After removing the Cherry Tree, limbing up the hollies and magnolia tree, and removing the vines.




The side garden can now be seen from the front yard.






Removing a large branch from the old oak tree.


Change is sometimes hard, but often necessary. Now the challenge will be to adapt and make changes that will enhance and make the garden even better. 


June 26, 2010

What's Blooming This Week


 Clerodendrum bungei is also known as the rose glory bower or Mexican hydrangea. ...








Clerodendrum bungei is also known as the rose glory bower or Mexican hydrangea. It is a small shrub which
is native to China, with interesting scented flowers that appear late in the season. Its foliage is also ornamental.
This plant is hardy to about 5°F (-15°C) but the stems will be damaged below 15°F (-9°C/-10°C).
This shrub has large opposite and roughly serrated leaves, that are 4 to 8 in (10-20 cm) long. When crushed
 or rubbed, leaves emit an unpleasant smell, which explains its other name C. foetidum.
Flowers are pink, scented, have a tubular shape and 4 petals.

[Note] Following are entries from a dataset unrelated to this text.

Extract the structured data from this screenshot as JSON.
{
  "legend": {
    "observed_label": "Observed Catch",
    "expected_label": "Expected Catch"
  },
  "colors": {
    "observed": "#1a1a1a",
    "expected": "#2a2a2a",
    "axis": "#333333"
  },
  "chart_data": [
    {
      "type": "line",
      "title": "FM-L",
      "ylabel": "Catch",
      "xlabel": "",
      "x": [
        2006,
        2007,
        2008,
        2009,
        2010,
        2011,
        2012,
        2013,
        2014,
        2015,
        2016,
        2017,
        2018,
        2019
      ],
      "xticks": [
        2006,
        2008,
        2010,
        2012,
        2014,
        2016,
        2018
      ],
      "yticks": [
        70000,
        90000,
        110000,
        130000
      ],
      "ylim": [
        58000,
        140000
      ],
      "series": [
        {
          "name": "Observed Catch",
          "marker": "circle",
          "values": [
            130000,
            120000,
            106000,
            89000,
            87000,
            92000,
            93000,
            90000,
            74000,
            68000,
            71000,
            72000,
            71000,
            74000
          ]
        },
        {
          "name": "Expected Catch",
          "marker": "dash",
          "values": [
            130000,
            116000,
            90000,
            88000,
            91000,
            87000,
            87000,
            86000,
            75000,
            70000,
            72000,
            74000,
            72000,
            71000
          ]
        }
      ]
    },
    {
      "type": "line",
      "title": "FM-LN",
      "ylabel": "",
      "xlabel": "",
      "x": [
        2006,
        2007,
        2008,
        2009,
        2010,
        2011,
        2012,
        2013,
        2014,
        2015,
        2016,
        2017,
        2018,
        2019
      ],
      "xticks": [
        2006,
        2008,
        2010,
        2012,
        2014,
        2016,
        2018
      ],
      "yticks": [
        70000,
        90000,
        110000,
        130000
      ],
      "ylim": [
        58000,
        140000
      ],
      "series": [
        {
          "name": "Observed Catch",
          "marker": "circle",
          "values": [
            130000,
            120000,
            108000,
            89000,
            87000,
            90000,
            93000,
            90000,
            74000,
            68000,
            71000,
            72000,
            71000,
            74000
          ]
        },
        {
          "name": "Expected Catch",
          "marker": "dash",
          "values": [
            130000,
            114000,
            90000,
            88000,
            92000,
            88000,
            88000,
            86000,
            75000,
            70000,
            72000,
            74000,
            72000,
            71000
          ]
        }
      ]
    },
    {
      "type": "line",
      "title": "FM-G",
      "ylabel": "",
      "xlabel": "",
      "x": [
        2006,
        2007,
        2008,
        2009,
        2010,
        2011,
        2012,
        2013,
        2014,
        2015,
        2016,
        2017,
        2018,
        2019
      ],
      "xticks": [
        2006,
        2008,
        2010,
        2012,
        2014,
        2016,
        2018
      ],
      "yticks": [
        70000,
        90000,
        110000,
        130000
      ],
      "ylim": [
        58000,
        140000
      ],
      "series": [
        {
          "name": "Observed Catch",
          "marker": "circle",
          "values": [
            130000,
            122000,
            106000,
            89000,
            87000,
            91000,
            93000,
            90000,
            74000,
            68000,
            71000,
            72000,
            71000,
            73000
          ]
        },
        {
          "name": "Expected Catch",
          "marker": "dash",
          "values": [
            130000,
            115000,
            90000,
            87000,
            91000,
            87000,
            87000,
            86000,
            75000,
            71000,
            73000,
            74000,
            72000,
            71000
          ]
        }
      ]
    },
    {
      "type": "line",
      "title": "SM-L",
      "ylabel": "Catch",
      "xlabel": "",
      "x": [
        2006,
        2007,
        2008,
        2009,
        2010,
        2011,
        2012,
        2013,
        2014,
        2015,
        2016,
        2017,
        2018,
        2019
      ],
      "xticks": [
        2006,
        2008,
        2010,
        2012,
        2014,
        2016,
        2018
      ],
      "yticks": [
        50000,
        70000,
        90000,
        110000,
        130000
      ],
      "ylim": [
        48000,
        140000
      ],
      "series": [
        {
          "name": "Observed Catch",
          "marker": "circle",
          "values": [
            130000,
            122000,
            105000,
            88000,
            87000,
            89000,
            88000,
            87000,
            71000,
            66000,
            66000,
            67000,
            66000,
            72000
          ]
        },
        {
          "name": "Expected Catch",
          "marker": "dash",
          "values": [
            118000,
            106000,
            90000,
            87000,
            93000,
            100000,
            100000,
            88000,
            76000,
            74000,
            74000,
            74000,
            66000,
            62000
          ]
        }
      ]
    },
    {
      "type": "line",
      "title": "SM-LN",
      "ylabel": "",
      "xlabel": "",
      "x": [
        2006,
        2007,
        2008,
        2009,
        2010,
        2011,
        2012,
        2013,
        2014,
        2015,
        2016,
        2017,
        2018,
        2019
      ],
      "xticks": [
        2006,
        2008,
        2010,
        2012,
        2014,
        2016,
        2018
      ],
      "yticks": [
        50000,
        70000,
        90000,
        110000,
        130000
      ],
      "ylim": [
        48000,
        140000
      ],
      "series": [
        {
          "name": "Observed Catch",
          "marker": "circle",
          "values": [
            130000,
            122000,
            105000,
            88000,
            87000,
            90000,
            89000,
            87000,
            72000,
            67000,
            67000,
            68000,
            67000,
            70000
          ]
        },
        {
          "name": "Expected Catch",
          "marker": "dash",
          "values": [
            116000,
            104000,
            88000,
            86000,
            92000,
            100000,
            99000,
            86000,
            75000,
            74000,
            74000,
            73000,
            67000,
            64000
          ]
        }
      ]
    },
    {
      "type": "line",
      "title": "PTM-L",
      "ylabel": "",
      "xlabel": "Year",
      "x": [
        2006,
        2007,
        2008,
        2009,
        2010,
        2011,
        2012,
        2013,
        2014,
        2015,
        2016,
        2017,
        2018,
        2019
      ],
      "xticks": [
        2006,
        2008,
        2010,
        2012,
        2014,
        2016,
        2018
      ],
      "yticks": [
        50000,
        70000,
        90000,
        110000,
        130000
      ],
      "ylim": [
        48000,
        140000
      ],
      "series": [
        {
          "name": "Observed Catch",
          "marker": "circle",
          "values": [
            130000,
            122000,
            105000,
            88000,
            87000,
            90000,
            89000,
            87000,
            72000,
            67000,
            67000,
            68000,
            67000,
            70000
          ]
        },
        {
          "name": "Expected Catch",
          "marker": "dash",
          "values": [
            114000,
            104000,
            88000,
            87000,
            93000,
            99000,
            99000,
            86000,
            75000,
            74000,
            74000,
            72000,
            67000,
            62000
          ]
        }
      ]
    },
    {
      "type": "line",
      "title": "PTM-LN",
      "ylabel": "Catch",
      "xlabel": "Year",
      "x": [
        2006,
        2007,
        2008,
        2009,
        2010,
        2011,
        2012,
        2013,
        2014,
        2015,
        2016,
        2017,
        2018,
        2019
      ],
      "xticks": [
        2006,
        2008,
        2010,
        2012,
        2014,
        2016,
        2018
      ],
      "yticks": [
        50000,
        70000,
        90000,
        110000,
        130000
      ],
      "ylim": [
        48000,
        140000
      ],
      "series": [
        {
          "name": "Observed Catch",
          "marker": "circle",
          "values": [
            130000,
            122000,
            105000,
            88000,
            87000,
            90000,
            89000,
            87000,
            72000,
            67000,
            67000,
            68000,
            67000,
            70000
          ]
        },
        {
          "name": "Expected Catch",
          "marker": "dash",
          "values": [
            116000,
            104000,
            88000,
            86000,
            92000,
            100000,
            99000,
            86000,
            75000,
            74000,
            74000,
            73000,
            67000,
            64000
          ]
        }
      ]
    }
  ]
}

They are grouped in terminal panicles.
This shrub has inedible berries, which are small and dark blue.
Clerodendrum bungei requiert les expositions suivantes : mi-ombre,lumière,soleil
This plant prefers drained grounds that remain reasonably moist. It likes full sun but will
also grow in partial shade.
This shrub has few ennemies







        Coneflower (Echinacea purpurea)





        Blushing Bride Hydrangea
The name of this new Hydrangea macrophylla says it all. Pure white blooms with semi-double florets gradually mature to a sweet, pink blush.
Like Endless Summer The Original and Endless Summer Twist-n-Shout, Endless Summer Blushing Bride will add life and love to your garden and home virtually all season long. Reliably blooming on both old and new growth, you can experience the beauty of Blushing Bride again and again, all summer long.



                          Hemerocallis 'Anonymous Gift'

Joiner 94 Dip 24" MLa Evr Re 6" Silver Pink DOUBLE. I picked this beauty up this morning at the local Farmer's Market in Trussville. 


                        Hemerocallis "Unknown Cultivar"





                     The Knockout Roses are putting out a new flush of blooms.



The "Rattlesnake Pole Beans" are in and I picked my first "mess" of beans this week.